IREE can accelerate model execution on Nvidia GPUs using CUDA.

Prerequisiteslink

In order to use CUDA to drive the GPU, you need to have a functional CUDA environment. It can be verified by the following steps:

nvidia-smi | grep CUDA

If nvidia-smi does not exist, you will need to install the latest CUDA Toolkit SDK.

Get the IREE compilerlink

Download the compiler from a releaselink

Python packages are regularly published to PyPI. See the Python Bindings page for more details. The core iree-compiler package includes the CUDA compiler:

Stable release packages are published to PyPI.

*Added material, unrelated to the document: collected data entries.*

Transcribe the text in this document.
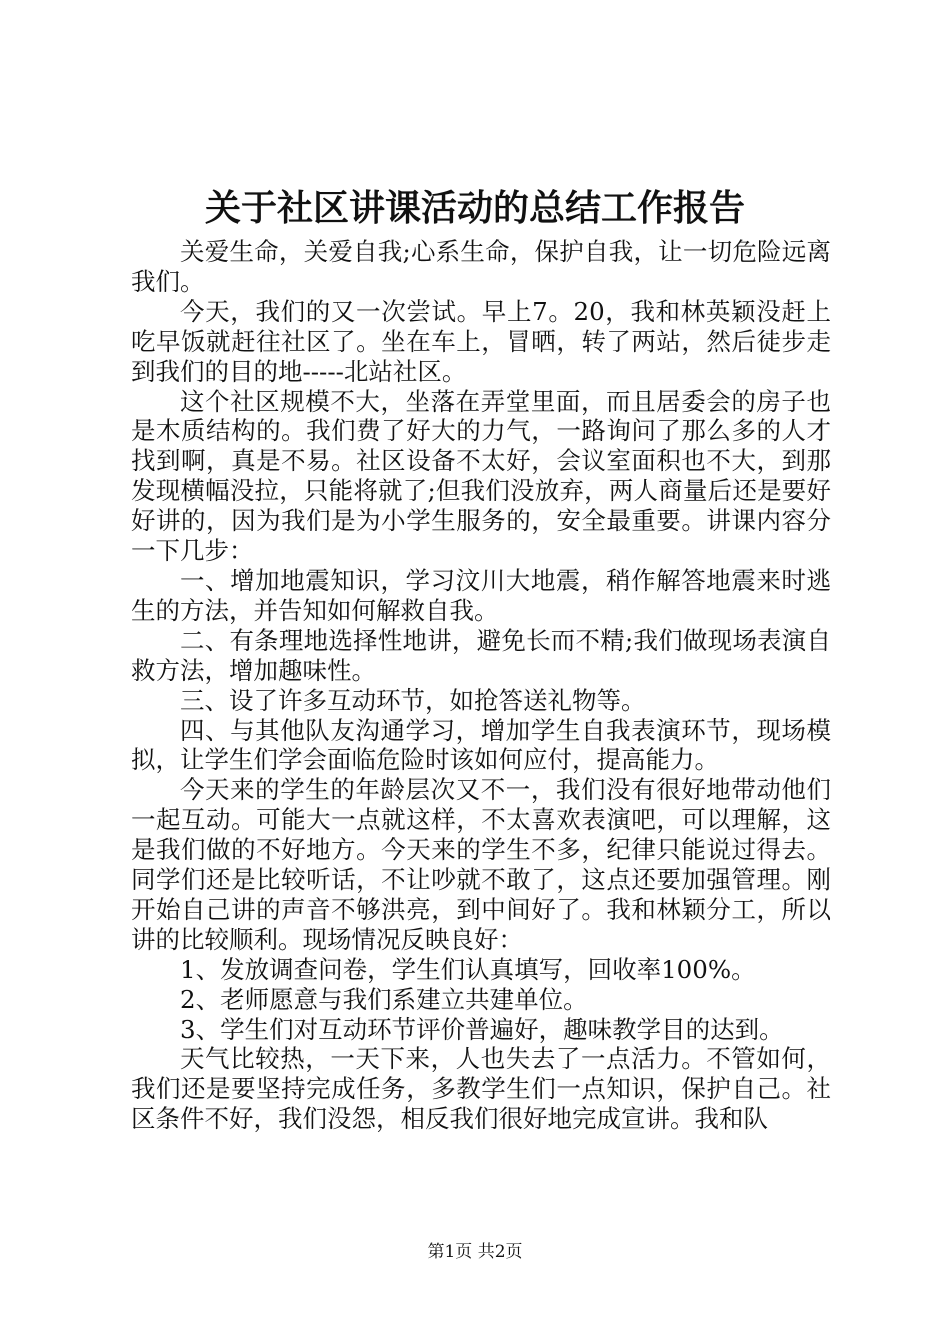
关于社区讲课活动的总结工作报告

关爱生命，关爱自我;心系生命，保护自我，让一切危险远离我们。

今天，我们的又一次尝试。早上7。20，我和林英颖没赶上吃早饭就赶往社区了。坐在车上，冒晒，转了两站，然后徒步走到我们的目的地-----北站社区。

这个社区规模不大，坐落在弄堂里面，而且居委会的房子也是木质结构的。我们费了好大的力气，一路询问了那么多的人才找到啊，真是不易。社区设备不太好，会议室面积也不大，到那发现横幅没拉，只能将就了;但我们没放弃，两人商量后还是要好好讲的，因为我们是为小学生服务的，安全最重要。讲课内容分一下几步：

一、增加地震知识，学习汶川大地震，稍作解答地震来时逃生的方法，并告知如何解救自我。

二、有条理地选择性地讲，避免长而不精;我们做现场表演自救方法，增加趣味性。

三、设了许多互动环节，如抢答送礼物等。

四、与其他队友沟通学习，增加学生自我表演环节，现场模拟，让学生们学会面临危险时该如何应付，提高能力。

今天来的学生的年龄层次又不一，我们没有很好地带动他们一起互动。可能大一点就这样，不太喜欢表演吧，可以理解，这是我们做的不好地方。今天来的学生不多，纪律只能说过得去。同学们还是比较听话，不让吵就不敢了，这点还要加强管理。刚开始自己讲的声音不够洪亮，到中间好了。我和林颖分工，所以讲的比较顺利。现场情况反映良好：

1、发放调查问卷，学生们认真填写，回收率100%。

2、老师愿意与我们系建立共建单位。

3、学生们对互动环节评价普遍好，趣味教学目的达到。

天气比较热，一天下来，人也失去了一点活力。不管如何，我们还是要坚持完成任务，多教学生们一点知识，保护自己。社区条件不好，我们没怨，相反我们很好地完成宣讲。我和队

第1页 共2页
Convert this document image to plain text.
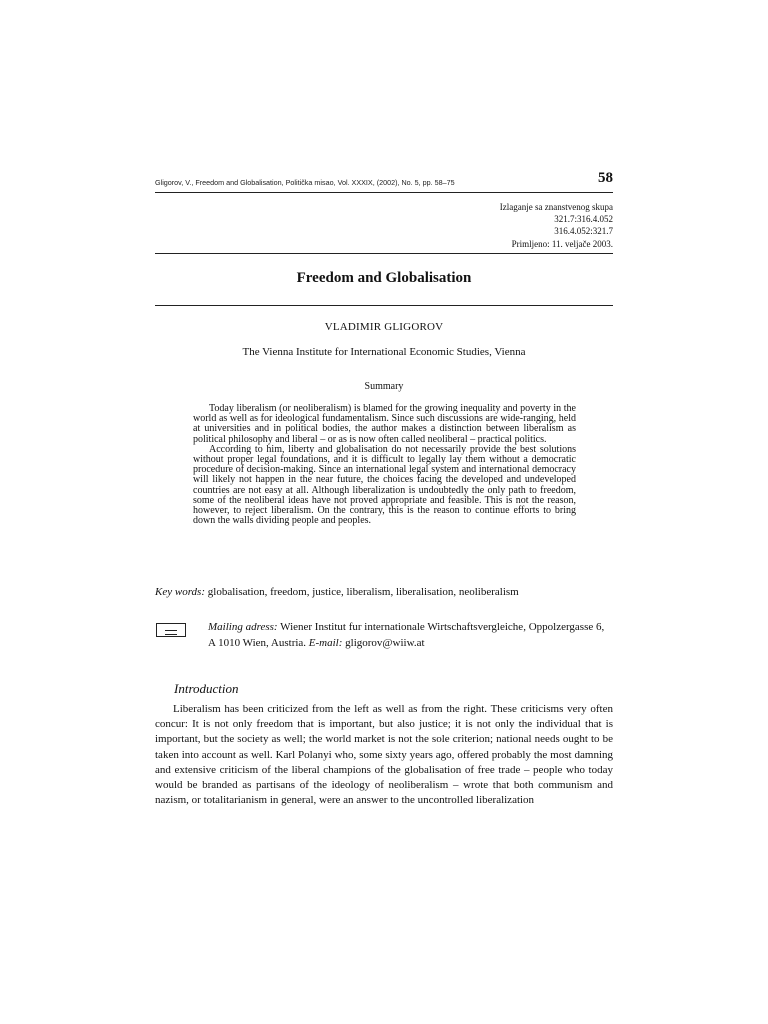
Gligorov, V., Freedom and Globalisation, Politička misao, Vol. XXXIX, (2002), No. 5, pp. 58–75	58
Izlaganje sa znanstvenog skupa
321.7:316.4.052
316.4.052:321.7
Primljeno: 11. veljače 2003.
Freedom and Globalisation
VLADIMIR GLIGOROV
The Vienna Institute for International Economic Studies, Vienna
Summary

Today liberalism (or neoliberalism) is blamed for the growing inequality and poverty in the world as well as for ideological fundamentalism. Since such discussions are wide-ranging, held at universities and in political bodies, the author makes a distinction between liberalism as political philosophy and liberal – or as is now often called neoliberal – practical politics.

According to him, liberty and globalisation do not necessarily provide the best solutions without proper legal foundations, and it is difficult to legally lay them without a democratic procedure of decision-making. Since an international legal system and international democracy will likely not happen in the near future, the choices facing the developed and undeveloped countries are not easy at all. Although liberalization is undoubtedly the only path to freedom, some of the neoliberal ideas have not proved appropriate and feasible. This is not the reason, however, to reject liberalism. On the contrary, this is the reason to continue efforts to bring down the walls dividing people and peoples.

Key words: globalisation, freedom, justice, liberalism, liberalisation, neoliberalism
Mailing adress: Wiener Institut fur internationale Wirtschaftsvergleiche, Oppolzergasse 6, A 1010 Wien, Austria. E-mail: gligorov@wiiw.at
Introduction

Liberalism has been criticized from the left as well as from the right. These criticisms very often concur: It is not only freedom that is important, but also justice; it is not only the individual that is important, but the society as well; the world market is not the sole criterion; national needs ought to be taken into account as well. Karl Polanyi who, some sixty years ago, offered probably the most damning and extensive criticism of the liberal champions of the globalisation of free trade – people who today would be branded as partisans of the ideology of neoliberalism – wrote that both communism and nazism, or totalitarianism in general, were an answer to the uncontrolled liberalization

python -m pip install iree-compiler

Nightly releases are published on GitHub releases.

python -m pip install \
  --find-links https://iree.dev/pip-release-links.html \
  --upgrade iree-compiler

Tip

iree-compile is installed to your python module installation path. If you pip install with the user mode, it is under ${HOME}/.local/bin, or %APPDATA%Python on Windows. You may want to include the path in your system's PATH environment variable:

export PATH=${HOME}/.local/bin:${PATH}

Build the compiler from sourcelink

Please make sure you have followed the Getting started page to build the IREE compiler, then enable the CUDA compiler target with the IREE_TARGET_BACKEND_CUDA option.

Tip

iree-compile will be built under the iree-build/tools/ directory. You may want to include this path in your system's PATH environment variable.

Get the IREE runtimelink

Next you will need to get an IREE runtime that includes the CUDA HAL driver.

Build the runtime from sourcelink

Please make sure you have followed the Getting started page to build IREE from source, then enable the CUDA HAL driver with the IREE_HAL_DRIVER_CUDA option.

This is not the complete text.